EUS EKD T1 U-Rec T1 H-Score T2 Known mAP T3 H-Score T4 Known mAP Note
36.8 47.2 52.0 37.6 44.7 Baseline
36.8 47.2 52.6 43.9 45.9 EKD improves known
65.1 65.6 51.9 57.5 43.5 EUS substantially improves U-Rec
65.1 65.6 53.3 58.0 46.0 Best combined

Key Findings

  1. EUS is critical for unknown object detection: U-Rec jumps from 36.8 to 65.1, nearly doubling, demonstrating that dual-subspace modeling is far superior to using only the known space.
  2. EKD independently improves known-class performance: regardless of whether EUS is present, EKD consistently improves mAP across tasks.
  3. The two modules are complementary: EUS boosts unknown detection while EKD protects known performance; their combination achieves the best H-Score across all settings.
  4. Negligible computational overhead: inference time increases by only 1.9%, FLOPs by +0.5%, and training time by +6.2%.
  5. Generalization to remote sensing: H-Score on RS-OWODB improves from 34.8 to 62.5, demonstrating that the method is not limited to natural images.
  6. PCA visualization clearly shows that known/unknown/background features are severely entangled in the baseline, while DEUS achieves clean three-way separation.

Highlights & Insights

  1. Dual-subspace energy modeling: DEUS is the first work in OWOD to explicitly model a representation space for unknown objects, rather than merely excluding them from the known space.

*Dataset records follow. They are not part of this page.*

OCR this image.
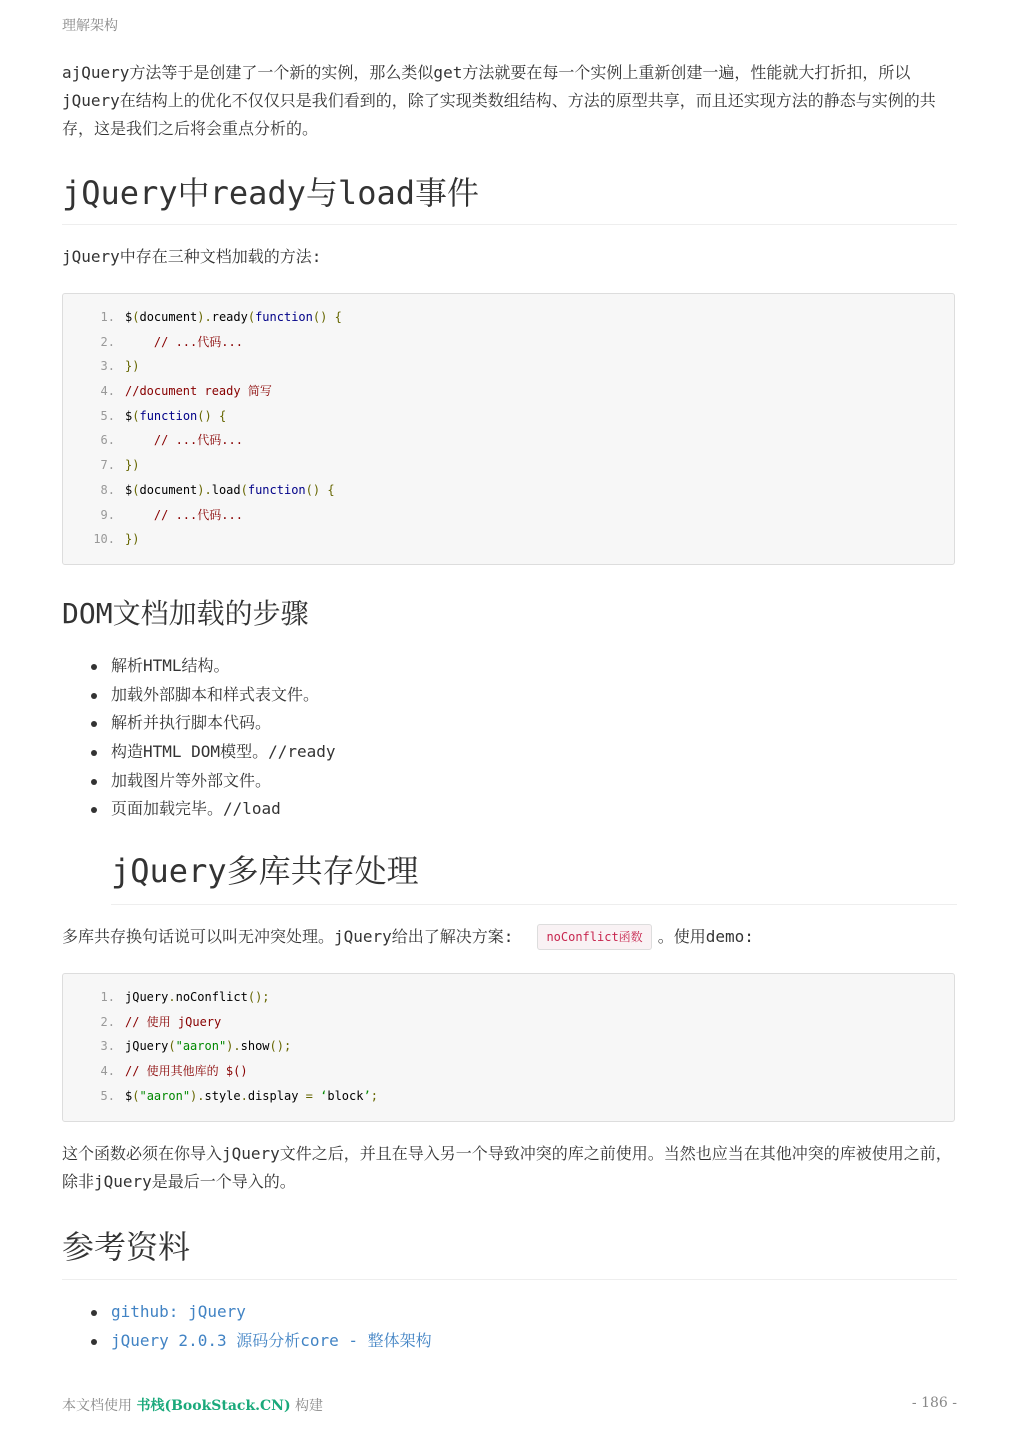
理解架构

ajQuery方法等于是创建了一个新的实例，那么类似get方法就要在每一个实例上重新创建一遍，性能就大打折扣，所以jQuery在结构上的优化不仅仅只是我们看到的，除了实现类数组结构、方法的原型共享，而且还实现方法的静态与实例的共存，这是我们之后将会重点分析的。

jQuery中ready与load事件

jQuery中存在三种文档加载的方法:

1. $(document).ready(function() {
2.	// ...代码...
3. })
4. //document ready 简写
5. $(function() {
6.	// ...代码...
7. })
8. $(document).load(function() {
9.	// ...代码...
10. })
DOM文档加载的步骤
解析HTML结构。
加载外部脚本和样式表文件。
解析并执行脚本代码。
构造HTML DOM模型。//ready
加载图片等外部文件。
页面加载完毕。//load
jQuery多库共存处理

多库共存换句话说可以叫无冲突处理。jQuery给出了解决方案:	noConflict函数 。使用demo:

1. jQuery.noConflict();
2. // 使用 jQuery
3. jQuery("aaron").show();
4. // 使用其他库的 $()
5. $("aaron").style.display = ‘block’;

这个函数必须在你导入jQuery文件之后，并且在导入另一个导致冲突的库之前使用。当然也应当在其他冲突的库被使用之前，除非jQuery是最后一个导入的。

参考资料
github: jQuery
jQuery 2.0.3 源码分析core - 整体架构
本文档使用 书栈(BookStack.CN) 构建	- 186 -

The orthogonality guaranteed by ETF is key—it prevents the two spaces from overlapping.
  2. Unified use of energy functions: energy functions serve dual purposes—known/unknown separation (EUS) and old/new class distinction (EKD)—forming a unified energy-based framework.
  3. Geometric advantages of ETF: the equiangular tight frame provides fixed, uniformly distributed orthogonal basis vectors, ensuring spatial separation without learning.
  4. Calibrated inference: injecting the subspace offset into existing logits is a simple and efficient approach that does not disrupt the detection pipeline.
  5. Improved pseudo-labels: dynamic scaling and noise filtering serve as auxiliary contributions that also provide practical improvements to baseline performance.

Limitations & Future Work

  1. Semantic overlap between known and unknown: the paper acknowledges that separation remains difficult when known and unknown categories are semantically similar.
  2. ETF dimension selection: \(K=128\) is a hyperparameter that may require tuning for different datasets.
  3. EUS may slightly reduce known mAP: ablation results show that using EUS alone causes T4 Known mAP to drop from 44.7 to 43.5, as more proposals are labeled as unknown.
  4. Validated only within the Faster R-CNN paradigm: applicability to DETR-based open-world detectors remains unknown.
  5. Pseudo-label quality has room for improvement: the current approach relies on a dynamic matcher; self-training or consistency regularization could be considered.
  • OrthogonalDet: the base model, which decouples objectness and classification predictions via orthogonalization.
  • PROB (Zohar et al.): models class-agnostic objectness using a Gaussian distribution.
  • Du et al. (Unknown-Aware OD): energy uncertainty regularization, but only in the known space.
  • Neural Collapse / ETF: the geometric properties of ETF in classification are cleverly leveraged to construct separated subspaces.
  • Inspiration: the dual-subspace + energy paradigm may generalize to other open-world tasks (e.g., open-world segmentation, open-world tracking).

Rating

  • Novelty: ⭐⭐⭐⭐⭐ — ETF dual-subspace + energy separation is a novel design; EKD's energy-based distinction between old and new classes is also an innovative contribution.
  • Experimental Thoroughness: ⭐⭐⭐⭐⭐ — Three benchmarks (M-OWODB/S-OWODB/RS-OWODB), comprehensive ablations, analysis, and visualizations.
  • Writing Quality: ⭐⭐⭐⭐ — Motivation and methodology are clearly articulated, though the notation is dense and requires careful reading.
  • Value: ⭐⭐⭐⭐⭐ — Nearly doubling U-Rec for unknown detection in OWOD is a significant contribution with practical impact on open-world learning.